When businesses make a financial case for green buildings, they often focus on energy efficiency because it is easy to measure the cost and benefits. However, the opportunity to increase employee productivity, even by a small percentage is a much greater financial plus, even if the benefit cannot be precisely measured. If a company provides a comfortable environment that promotes good health, they will find that their employees produce much better results.
A workplace with good air quality, comfortable temperature, natural light and other features associated with green buildings is likely to result in a more productive workforce, according to a study conducted by Jones Lang LaSalle.

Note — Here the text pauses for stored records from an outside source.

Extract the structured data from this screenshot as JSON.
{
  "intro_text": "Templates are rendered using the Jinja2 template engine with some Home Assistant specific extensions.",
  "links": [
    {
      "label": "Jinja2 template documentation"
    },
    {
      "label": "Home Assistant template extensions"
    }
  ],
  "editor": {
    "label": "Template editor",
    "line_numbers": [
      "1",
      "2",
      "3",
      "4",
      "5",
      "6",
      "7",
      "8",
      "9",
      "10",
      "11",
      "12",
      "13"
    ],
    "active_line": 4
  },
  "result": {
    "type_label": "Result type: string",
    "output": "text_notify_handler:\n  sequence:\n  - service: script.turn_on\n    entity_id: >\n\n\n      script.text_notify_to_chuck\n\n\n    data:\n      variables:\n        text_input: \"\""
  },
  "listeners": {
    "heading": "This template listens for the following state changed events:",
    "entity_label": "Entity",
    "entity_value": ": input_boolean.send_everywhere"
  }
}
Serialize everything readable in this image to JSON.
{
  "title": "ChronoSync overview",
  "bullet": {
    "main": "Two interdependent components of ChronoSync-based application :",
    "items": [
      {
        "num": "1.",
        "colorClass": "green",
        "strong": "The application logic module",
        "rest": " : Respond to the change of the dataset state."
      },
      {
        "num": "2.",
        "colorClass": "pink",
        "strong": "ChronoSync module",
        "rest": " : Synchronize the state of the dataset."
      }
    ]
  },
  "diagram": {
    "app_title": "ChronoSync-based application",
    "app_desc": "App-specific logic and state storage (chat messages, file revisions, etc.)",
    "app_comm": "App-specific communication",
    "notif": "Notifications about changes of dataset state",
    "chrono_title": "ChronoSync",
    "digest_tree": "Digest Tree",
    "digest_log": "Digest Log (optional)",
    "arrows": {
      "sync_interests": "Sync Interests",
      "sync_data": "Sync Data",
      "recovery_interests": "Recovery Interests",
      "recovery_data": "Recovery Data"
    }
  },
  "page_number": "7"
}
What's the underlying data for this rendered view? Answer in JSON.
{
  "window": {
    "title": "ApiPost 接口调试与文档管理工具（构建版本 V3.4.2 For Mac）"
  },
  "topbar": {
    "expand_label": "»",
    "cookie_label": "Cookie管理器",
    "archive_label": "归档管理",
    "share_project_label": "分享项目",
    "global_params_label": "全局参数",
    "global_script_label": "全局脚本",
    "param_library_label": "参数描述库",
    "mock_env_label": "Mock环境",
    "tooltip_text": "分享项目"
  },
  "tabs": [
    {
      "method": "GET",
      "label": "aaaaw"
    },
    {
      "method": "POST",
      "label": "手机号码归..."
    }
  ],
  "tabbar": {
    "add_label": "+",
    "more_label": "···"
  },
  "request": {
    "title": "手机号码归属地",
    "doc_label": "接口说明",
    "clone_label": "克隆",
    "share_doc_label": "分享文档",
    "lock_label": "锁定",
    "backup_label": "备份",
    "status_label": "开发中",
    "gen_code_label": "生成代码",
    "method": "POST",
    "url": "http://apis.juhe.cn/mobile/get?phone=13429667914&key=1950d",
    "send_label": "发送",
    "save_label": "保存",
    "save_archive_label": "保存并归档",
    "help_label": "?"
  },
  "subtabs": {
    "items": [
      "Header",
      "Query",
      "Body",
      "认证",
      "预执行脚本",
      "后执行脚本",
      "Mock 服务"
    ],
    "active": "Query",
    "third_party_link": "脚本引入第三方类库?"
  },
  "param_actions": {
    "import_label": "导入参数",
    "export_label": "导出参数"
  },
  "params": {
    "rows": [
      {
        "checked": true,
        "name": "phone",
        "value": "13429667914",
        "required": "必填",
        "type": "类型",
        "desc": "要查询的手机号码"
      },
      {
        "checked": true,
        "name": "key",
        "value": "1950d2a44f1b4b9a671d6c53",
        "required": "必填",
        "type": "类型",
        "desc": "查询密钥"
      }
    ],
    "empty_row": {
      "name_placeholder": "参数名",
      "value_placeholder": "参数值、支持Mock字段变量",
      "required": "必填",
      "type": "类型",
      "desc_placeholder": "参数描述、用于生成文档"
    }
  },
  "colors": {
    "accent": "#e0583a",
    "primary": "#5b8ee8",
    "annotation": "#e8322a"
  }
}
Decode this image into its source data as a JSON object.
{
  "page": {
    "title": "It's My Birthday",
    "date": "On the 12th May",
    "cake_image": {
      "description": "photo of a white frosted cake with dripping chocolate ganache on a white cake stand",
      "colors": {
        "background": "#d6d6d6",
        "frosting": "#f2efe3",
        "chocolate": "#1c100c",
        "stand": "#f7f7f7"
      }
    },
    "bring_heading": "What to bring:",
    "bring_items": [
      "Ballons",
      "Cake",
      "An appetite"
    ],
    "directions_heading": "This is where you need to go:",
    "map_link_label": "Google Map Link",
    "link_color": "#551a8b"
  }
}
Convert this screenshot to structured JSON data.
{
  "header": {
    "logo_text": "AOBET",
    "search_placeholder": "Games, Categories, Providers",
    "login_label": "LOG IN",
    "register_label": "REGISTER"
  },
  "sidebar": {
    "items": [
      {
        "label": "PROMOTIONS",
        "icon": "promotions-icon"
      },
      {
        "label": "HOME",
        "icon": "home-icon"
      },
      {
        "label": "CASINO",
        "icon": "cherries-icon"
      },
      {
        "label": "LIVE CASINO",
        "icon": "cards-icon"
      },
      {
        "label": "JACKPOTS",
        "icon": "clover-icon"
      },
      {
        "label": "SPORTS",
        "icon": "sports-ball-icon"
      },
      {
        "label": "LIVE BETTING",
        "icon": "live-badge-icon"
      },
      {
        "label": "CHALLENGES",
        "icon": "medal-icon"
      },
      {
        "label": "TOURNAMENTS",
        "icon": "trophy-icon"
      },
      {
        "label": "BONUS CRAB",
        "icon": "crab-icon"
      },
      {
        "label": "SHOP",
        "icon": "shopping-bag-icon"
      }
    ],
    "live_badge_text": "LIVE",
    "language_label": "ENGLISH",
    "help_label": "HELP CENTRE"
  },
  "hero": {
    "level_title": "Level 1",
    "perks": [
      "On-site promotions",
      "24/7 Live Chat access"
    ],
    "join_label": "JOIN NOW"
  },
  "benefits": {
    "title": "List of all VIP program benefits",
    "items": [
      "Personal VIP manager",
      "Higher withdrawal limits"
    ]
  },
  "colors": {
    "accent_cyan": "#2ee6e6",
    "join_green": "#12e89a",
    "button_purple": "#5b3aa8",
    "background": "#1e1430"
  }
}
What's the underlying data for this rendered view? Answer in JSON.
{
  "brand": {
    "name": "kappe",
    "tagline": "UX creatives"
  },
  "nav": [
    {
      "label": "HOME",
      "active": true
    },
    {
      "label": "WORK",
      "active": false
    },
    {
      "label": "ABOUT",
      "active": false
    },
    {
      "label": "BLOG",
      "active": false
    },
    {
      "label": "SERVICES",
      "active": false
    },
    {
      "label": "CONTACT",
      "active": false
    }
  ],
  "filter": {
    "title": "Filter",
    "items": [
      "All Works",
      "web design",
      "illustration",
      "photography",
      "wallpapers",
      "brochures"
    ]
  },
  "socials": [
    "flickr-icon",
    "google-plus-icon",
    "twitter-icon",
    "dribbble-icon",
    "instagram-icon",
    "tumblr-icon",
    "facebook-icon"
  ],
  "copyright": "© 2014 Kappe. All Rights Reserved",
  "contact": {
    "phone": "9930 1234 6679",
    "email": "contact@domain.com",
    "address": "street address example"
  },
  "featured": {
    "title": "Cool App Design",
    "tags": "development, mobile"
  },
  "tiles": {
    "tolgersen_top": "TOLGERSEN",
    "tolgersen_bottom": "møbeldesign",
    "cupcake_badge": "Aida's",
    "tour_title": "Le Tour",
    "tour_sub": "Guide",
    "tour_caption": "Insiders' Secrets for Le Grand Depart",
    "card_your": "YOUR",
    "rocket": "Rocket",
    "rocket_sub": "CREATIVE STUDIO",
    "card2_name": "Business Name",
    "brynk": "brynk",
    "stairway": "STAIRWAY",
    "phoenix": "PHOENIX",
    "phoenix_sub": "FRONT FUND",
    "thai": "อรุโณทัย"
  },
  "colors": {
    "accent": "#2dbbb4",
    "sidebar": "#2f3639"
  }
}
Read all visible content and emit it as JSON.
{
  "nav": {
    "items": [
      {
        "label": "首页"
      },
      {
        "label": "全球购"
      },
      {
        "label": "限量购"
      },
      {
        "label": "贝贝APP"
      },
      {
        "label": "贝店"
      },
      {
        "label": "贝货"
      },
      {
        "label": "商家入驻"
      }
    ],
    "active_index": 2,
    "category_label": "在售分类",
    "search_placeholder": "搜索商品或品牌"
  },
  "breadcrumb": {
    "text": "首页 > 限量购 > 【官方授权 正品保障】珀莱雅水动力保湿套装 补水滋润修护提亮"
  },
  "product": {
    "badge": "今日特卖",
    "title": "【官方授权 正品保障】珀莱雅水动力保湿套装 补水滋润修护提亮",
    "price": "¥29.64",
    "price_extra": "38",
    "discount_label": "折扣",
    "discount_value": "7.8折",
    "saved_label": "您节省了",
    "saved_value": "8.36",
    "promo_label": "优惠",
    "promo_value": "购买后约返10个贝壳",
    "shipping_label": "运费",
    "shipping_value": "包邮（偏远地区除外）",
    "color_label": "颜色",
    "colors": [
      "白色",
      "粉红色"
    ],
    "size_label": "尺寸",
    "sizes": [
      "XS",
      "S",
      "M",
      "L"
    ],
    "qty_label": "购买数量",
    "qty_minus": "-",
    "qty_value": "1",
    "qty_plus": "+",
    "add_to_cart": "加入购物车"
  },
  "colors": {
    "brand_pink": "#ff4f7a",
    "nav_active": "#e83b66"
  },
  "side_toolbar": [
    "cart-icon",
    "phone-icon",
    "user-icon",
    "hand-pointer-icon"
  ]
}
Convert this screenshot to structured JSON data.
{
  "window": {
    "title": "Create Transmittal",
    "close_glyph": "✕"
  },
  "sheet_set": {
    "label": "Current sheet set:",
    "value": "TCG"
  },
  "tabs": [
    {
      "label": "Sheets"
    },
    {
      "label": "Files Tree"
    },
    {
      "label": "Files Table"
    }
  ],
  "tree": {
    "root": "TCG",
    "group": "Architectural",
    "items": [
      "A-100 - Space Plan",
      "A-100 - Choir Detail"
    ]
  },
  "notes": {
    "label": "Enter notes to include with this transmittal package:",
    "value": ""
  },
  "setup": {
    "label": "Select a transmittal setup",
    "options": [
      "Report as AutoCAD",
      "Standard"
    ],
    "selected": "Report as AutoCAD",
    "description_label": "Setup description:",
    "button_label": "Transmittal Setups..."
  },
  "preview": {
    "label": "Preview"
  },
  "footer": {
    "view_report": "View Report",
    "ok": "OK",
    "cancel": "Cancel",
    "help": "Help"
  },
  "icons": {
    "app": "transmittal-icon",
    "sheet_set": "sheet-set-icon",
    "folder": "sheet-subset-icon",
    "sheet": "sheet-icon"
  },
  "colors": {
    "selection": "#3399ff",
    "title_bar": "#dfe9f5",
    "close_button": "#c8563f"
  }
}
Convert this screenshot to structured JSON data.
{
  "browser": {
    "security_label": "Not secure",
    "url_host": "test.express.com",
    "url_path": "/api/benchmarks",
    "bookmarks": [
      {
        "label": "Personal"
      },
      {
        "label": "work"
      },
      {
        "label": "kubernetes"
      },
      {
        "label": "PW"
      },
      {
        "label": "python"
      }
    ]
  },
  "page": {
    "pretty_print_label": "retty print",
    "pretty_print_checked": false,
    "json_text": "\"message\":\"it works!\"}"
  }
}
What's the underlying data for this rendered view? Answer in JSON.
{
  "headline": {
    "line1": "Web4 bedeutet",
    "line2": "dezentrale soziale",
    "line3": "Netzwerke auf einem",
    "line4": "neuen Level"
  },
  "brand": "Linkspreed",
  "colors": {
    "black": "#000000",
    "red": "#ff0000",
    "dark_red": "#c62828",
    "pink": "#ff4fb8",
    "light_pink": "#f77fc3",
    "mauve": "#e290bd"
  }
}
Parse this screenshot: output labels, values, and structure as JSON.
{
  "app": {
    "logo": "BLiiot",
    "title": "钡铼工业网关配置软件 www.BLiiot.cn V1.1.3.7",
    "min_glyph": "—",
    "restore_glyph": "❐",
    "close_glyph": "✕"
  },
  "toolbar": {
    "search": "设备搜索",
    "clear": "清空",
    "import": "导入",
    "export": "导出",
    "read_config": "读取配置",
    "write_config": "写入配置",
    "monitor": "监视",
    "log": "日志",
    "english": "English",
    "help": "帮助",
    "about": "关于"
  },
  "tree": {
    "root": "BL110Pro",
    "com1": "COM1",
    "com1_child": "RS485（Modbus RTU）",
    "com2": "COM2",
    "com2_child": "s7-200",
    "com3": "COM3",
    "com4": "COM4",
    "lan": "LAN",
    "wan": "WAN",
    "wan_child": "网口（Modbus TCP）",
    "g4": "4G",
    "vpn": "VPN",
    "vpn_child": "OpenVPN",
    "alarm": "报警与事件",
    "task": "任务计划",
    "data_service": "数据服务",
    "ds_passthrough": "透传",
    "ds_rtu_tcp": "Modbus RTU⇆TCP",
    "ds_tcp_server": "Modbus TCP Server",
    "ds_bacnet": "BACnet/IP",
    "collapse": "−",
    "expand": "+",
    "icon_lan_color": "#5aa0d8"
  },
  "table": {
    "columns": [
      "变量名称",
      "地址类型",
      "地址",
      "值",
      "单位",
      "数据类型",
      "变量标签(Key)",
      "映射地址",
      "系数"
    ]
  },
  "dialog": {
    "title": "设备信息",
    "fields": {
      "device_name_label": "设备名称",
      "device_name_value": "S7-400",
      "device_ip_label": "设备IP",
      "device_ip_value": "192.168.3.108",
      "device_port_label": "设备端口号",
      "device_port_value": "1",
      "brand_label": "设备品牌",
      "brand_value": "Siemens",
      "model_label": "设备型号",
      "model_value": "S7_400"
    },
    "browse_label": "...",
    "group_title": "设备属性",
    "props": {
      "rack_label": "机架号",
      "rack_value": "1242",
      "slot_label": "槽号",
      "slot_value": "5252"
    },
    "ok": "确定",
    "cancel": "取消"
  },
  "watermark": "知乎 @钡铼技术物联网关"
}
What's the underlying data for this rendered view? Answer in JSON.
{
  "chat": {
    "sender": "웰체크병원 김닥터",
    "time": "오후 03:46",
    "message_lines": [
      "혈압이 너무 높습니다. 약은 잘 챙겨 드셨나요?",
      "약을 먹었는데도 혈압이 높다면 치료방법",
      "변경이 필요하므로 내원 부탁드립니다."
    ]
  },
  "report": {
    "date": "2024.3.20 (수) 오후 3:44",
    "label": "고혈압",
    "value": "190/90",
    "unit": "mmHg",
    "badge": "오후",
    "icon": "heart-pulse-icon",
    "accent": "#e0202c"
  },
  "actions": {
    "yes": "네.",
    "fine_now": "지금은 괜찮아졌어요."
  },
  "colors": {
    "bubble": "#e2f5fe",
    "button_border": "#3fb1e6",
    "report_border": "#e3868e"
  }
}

In the Global Sustainability Perspective, Jones Lang LaSalle recommends a range of strategies for building managers and corporations to create office environments that promote the wellbeing and health of occupants:
• Indoor air quality
• Allow individual control of indoor air quality levels and ventilation
• Avoid placing printers and copiers near work stations to minimize toner dust pollution
• Use chemical-free cleaning supplies
• Install low emission wall and floor coverings
• Provide air quality monitoring
• Provide workers with effective controls such as task lighting, blinds and shades to reduce solar glare
• Design space layouts to maximize penetration of natural light into work spaces
• Avoid glare on computer screens from lighting and from office windows
• Thermal comfort
• Give workers individual control over workstation temperature, if possible
• Periodically monitor temperature levels
• Access to outside views and external space
• Design open-plan workplace layouts to maximize access to outside views
• Provide access for staff to external space for use as break out and collaboration space, where possible
• Monitor noise levels of printers and copiers
• Provide separate work areas to accommodate various noise levels, such as quiet areas, meeting rooms, and lounges
• Educate employees on proper ergonomic practices
• Provide equipment that reduce musculoskeletal disorders
Dan Probst, Chairman of Energy and Sustainability Services at Jones Lang LaSalle said: “It may be impossible to know exactly how a specific feature in a workplace will affect the productivity of workers in that space, but we do know that many strategies to make buildings more sustainable also enhance occupant wellbeing and promote health, and those factors lead to higher productivity”.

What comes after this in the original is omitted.